February 1, 2004 — Leave a comment

it`s sunday, early afternoon and i`m in the office, i`ve been here almost since early this morning.

so since it`s sunday and i should be working i`m going to make this brief. it really is only two links.

the first of which is apple`s giant fuck you to the RIAA. steve seems to be on a roll this week, first it`s disney over pixar and now this, brought a smile to my face.

and lastly, thank you mefi once again for bringing side splitting laughter into my life. i present to you Uncle Patrick`s advice to children containing such gems as:

The rash won’t go away on its own.

Wear the condom. No, for the love of Pete, not the mint-flavored one. Jesus, that thing burns.

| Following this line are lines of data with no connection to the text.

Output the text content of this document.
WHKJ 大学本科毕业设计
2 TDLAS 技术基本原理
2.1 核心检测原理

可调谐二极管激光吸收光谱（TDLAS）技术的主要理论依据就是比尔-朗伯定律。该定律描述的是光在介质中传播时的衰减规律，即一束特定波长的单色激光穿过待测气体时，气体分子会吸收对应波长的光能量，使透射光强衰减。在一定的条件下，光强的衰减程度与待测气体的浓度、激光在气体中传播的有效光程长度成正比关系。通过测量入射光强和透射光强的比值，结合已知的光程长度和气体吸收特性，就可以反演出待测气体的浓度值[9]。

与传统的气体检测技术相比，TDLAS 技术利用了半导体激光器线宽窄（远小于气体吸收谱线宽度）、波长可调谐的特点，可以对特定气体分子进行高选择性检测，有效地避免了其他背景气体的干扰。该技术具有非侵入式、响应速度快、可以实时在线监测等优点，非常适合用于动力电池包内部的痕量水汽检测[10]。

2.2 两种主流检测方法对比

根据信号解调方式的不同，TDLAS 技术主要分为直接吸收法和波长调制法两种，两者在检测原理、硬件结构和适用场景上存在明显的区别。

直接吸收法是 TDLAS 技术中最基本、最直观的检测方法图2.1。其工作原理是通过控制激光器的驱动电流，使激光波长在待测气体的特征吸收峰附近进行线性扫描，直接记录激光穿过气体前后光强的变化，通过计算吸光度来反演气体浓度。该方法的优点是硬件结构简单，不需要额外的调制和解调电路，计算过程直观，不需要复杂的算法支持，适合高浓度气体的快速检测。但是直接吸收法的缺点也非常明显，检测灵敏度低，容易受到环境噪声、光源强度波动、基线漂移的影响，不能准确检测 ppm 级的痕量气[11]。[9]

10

You can whoop those two guys easy enough. But what if they come back with a friend who’’s big enough to lift you off the ground and pin you to the wall with one hand? What then, slugger? (You’re going to feel like a fucking idiot, that’’s what.)

Sure, she’’s good-lookin’. She’s also crazy. Crazy as a shithouse rat. Run for your life.

When it comes time to pick out that first tattoo, remember: it doesn’t matter how much you like that one comic book. There’s always a chance that eight years later someone will make a movie of it that stars Sylvester Stallone. And you’ll be fucked.

yes i have a sick sense of humour, but it`s sunday and i have to work.